The second step in the machine learning workflow is to split the data set into a training set and a test set. The training set, which is usually 70% - 80% of the total data, is used to train the machine learning model and the test set, the remaining 20%-30% of the data, is used to test the performance and accuracy of the model. It is important that the machine learning model is never trained using the test set so that you get an accurate measure of how the trained model performs on data it has never seen before. The most common way to create the two data sets is to randomly split up the data, usually done with the Scikit-Learn function train_test_split, but it is possible to do other data splits depending on the goal of the machine learning. Towards the end of this course when we cover recurrent neural networks, we will split out data into two sequentially instead of randomly because we are interested in extrapolation and future predictions. Note that somtimes the training data set is further split into a validation data set and we will cover this in more detail next week when we discuss hyperparamter tuning.

After the data set is split, the training set is used to to train the machine learning model (i.e. used to find the optimized values of the model’s parameters). After the model is trained, the test data set (which the model has never seen before) is used to test its performance. The input component of the test set is passed to the trained model to generate a predicted data set. This predicted data set is then compared to the true test data set using both graphs (for visually analysis) and numerical error metrics such as the mean-squared error or the R2-score.

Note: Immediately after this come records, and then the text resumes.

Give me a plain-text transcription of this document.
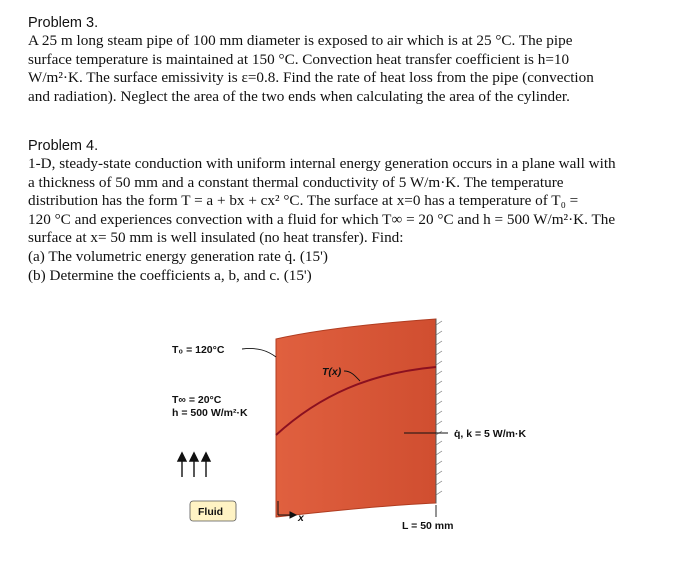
Problem 3.

A 25 m long steam pipe of 100 mm diameter is exposed to air which is at 25 °C. The pipe

surface temperature is maintained at 150 °C. Convection heat transfer coefficient is h=10

W/m²·K. The surface emissivity is ε=0.8. Find the rate of heat loss from the pipe (convection

and radiation). Neglect the area of the two ends when calculating the area of the cylinder.

Problem 4.

1-D, steady-state conduction with uniform internal energy generation occurs in a plane wall with

a thickness of 50 mm and a constant thermal conductivity of 5 W/m·K. The temperature

distribution has the form T = a + bx + cx² °C. The surface at x=0 has a temperature of T₀ =

120 °C and experiences convection with a fluid for which T∞ = 20 °C and h = 500 W/m²·K. The

surface at x= 50 mm is well insulated (no heat transfer). Find:

(a) The volumetric energy generation rate q̇. (15')

(b) Determine the coefficients a, b, and c. (15')

T₀ = 120°C
T(x)
T∞ = 20°C
h = 500 W/m²·K
q̇, k = 5 W/m·K
Fluid	x
L = 50 mm
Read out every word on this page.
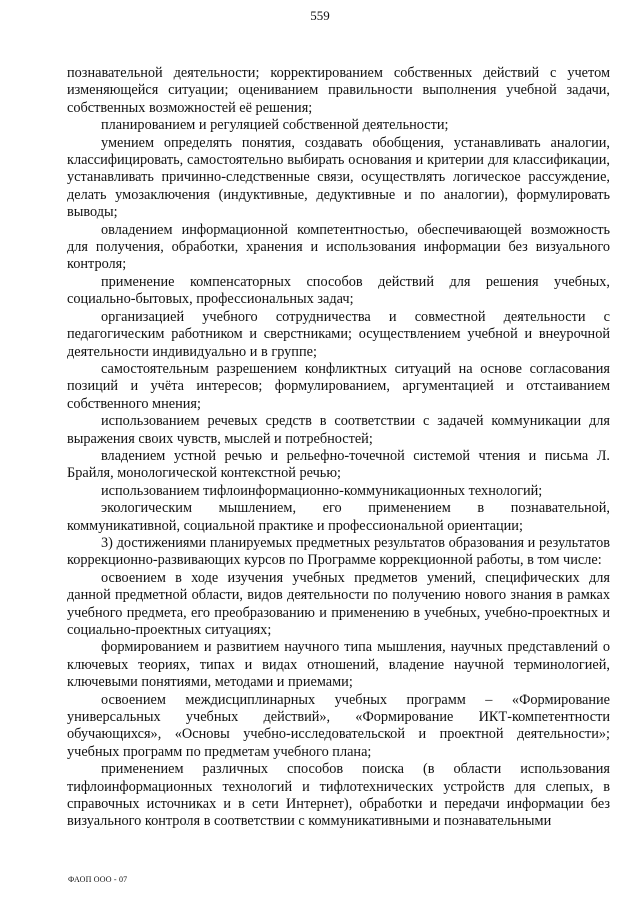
559

познавательной деятельности; корректированием собственных действий с учетом изменяющейся ситуации; оцениванием правильности выполнения учебной задачи, собственных возможностей её решения;

планированием и регуляцией собственной деятельности;

умением определять понятия, создавать обобщения, устанавливать аналогии, классифицировать, самостоятельно выбирать основания и критерии для классификации, устанавливать причинно-следственные связи, осуществлять логическое рассуждение, делать умозаключения (индуктивные, дедуктивные и по аналогии), формулировать выводы;

овладением информационной компетентностью, обеспечивающей возможность для получения, обработки, хранения и использования информации без визуального контроля;

применение компенсаторных способов действий для решения учебных, социально-бытовых, профессиональных задач;

организацией учебного сотрудничества и совместной деятельности с педагогическим работником и сверстниками; осуществлением учебной и внеурочной деятельности индивидуально и в группе;

самостоятельным разрешением конфликтных ситуаций на основе согласования позиций и учёта интересов; формулированием, аргументацией и отстаиванием собственного мнения;

использованием речевых средств в соответствии с задачей коммуникации для выражения своих чувств, мыслей и потребностей;

владением устной речью и рельефно-точечной системой чтения и письма Л. Брайля, монологической контекстной речью;

использованием тифлоинформационно-коммуникационных технологий;

экологическим мышлением, его применением в познавательной, коммуникативной, социальной практике и профессиональной ориентации;

3) достижениями планируемых предметных результатов образования и результатов коррекционно-развивающих курсов по Программе коррекционной работы, в том числе:

освоением в ходе изучения учебных предметов умений, специфических для данной предметной области, видов деятельности по получению нового знания в рамках учебного предмета, его преобразованию и применению в учебных, учебно-проектных и социально-проектных ситуациях;

формированием и развитием научного типа мышления, научных представлений о ключевых теориях, типах и видах отношений, владение научной терминологией, ключевыми понятиями, методами и приемами;

освоением междисциплинарных учебных программ – «Формирование универсальных учебных действий», «Формирование ИКТ-компетентности обучающихся», «Основы учебно-исследовательской и проектной деятельности»; учебных программ по предметам учебного плана;

применением различных способов поиска (в области использования тифлоинформационных технологий и тифлотехнических устройств для слепых, в справочных источниках и в сети Интернет), обработки и передачи информации без визуального контроля в соответствии с коммуникативными и познавательными

ФАОП ООО - 07
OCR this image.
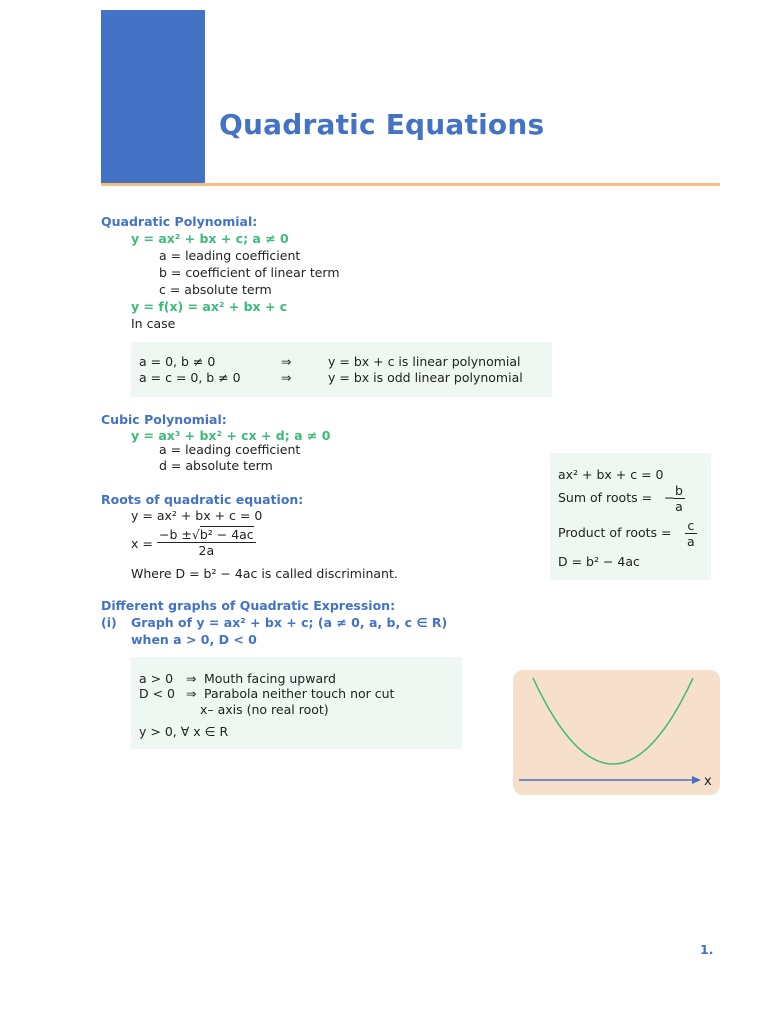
Quadratic Equations
Quadratic Polynomial:
y = ax² + bx + c; a ≠ 0
a = leading coefficient
b = coefficient of linear term
c = absolute term
y = f(x) = ax² + bx + c
In case
a = 0, b ≠ 0	⇒	y = bx + c is linear polynomial
a = c = 0, b ≠ 0	⇒	y = bx is odd linear polynomial
Cubic Polynomial:
y = ax³ + bx² + cx + d; a ≠ 0
a = leading coefficient
d = absolute term
ax² + bx + c = 0
Sum of roots = −
$\frac{b}{a}$
Product of roots = $\frac{c}{a}$
D = b² − 4ac
Roots of quadratic equation:
y = ax² + bx + c = 0
$x = \frac{\text{−b ±√b² − 4ac}}{2a}$
Where D = b² − 4ac is called discriminant.
Different graphs of Quadratic Expression:
(i) Graph of y = ax² + bx + c; (a ≠ 0, a, b, c ∈ R)
when a > 0, D < 0
a > 0 ⇒ Mouth facing upward
D < 0 ⇒ Parabola neither touch nor cut
x– axis (no real root)
y > 0, ∀ x ∈ R
x
1.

Finally, if you are unhappy with the results from your machine learning model you can make changes and retry. Some things you can do is reformat the data, perform feature engineering on the data (only passing selected parts of the input data instead of the entire input data set), changing the parameters of the model (discussed next week as well), or even changing the entire machine learning algorithm to a different algorithm that may work better with the data set.

Chapter 2 of the textbook Hands-On Machine Learning has a detailed walkthrough to the machine learning workflow using a famous machine learning data set called the “Boston Housing Market” data set. The slides for this week walk through the machine learning workflow with another famous data set called the “Diabetes” data set. Finally, appendix B of Hands-On Machine Learning has a checklist for all of the steps in the machine learning workflow, broken down into small pieces. This checklist will be helpful for you has you start thinking about the data set and problem you want to use for your final project.